Bahamian Mac and Cheese
I fell in love with Bahamian Mac n' Cheese when we visited the Bahama's the first time,  and in subsequent visits as well.    I used to go into Munchies (a local restaurant) and order a side of Mac n' Cheese and some Peas n' Rice for lunch every day while we were there.   There was just something about that combination of flavours that hit the spot for me.     And I learned how to make both the Mac n' Cheese and the Peas n' Rice when we returned home.      For today I'm just going to make the Mac n' Cheese to go with a ham steak I have.

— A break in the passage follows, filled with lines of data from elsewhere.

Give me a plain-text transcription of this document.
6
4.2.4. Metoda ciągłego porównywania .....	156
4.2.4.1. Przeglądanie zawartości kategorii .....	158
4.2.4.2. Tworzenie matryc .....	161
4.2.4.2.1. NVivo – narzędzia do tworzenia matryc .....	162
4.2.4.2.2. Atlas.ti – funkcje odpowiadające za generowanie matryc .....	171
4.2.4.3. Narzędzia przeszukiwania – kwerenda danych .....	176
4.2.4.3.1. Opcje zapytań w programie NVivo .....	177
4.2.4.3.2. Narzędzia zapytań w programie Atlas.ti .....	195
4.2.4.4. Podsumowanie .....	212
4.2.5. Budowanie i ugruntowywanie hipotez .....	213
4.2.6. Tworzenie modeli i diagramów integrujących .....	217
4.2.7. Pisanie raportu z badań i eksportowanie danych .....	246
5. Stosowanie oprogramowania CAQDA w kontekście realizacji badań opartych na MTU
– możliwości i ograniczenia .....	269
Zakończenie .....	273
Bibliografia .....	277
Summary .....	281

Here's how the original recipe was explained to me, and how I wrote it down.


Bahamian Mac n Cheese
Box Mueller's large elbow mac cooked
2-3 large eggs
a large block daisy cheese(Irish mild cheddar)grated (whole ting!) (up to a full pound)
tin condensed milk
celery, onion, green pepper couple teaspoons of each chopped
a couple bird peppers all smash up with spoon-NEVER finger! You'll go blind if you get it near your eye!
Grated Cheese, Monterey Jack and Cheddar
Grated Monterey Jack and Cheddar (mimics mild Irish Cheddar)

Finely chopped celery, green pepper and a green onion

Soften the veggies a little in a strainer on the pot of cooking macaroni.

Mix the grated cheese into the hot macaroni

Add the eggs and evaporated milk and stir it up.

mix all up-not TOO hard to smash the noodles now!
and bake @ 350 for an hour (til set) or til top turns lil brown around edges.
Good luck to you miss
Just out of the oven.


And why mess with a good recipe?   I pretty much make it like that to this day.    We don't have bird peppers here so I use a Thai pepper or a red jalapeno and just mince it up.    This bakes up so well, and best of all, you just slice it into squares and serve it, either hot or room temp.

Personally, I'll take it any way I can get it.

History lesson, very short.   Fresh milk, meat and produce used to be at a premium in the Bahama's.  Which means that many recipes there evolved using evaporated or condensed milk in place of fresh milk. And before electricity, the locals preserved a lot of their food using means other than refrigeration or freezing.  Salt pork is still widely used in many recipes, and the use of fresh locally available fruits and vegetables are incorporated in many dishes.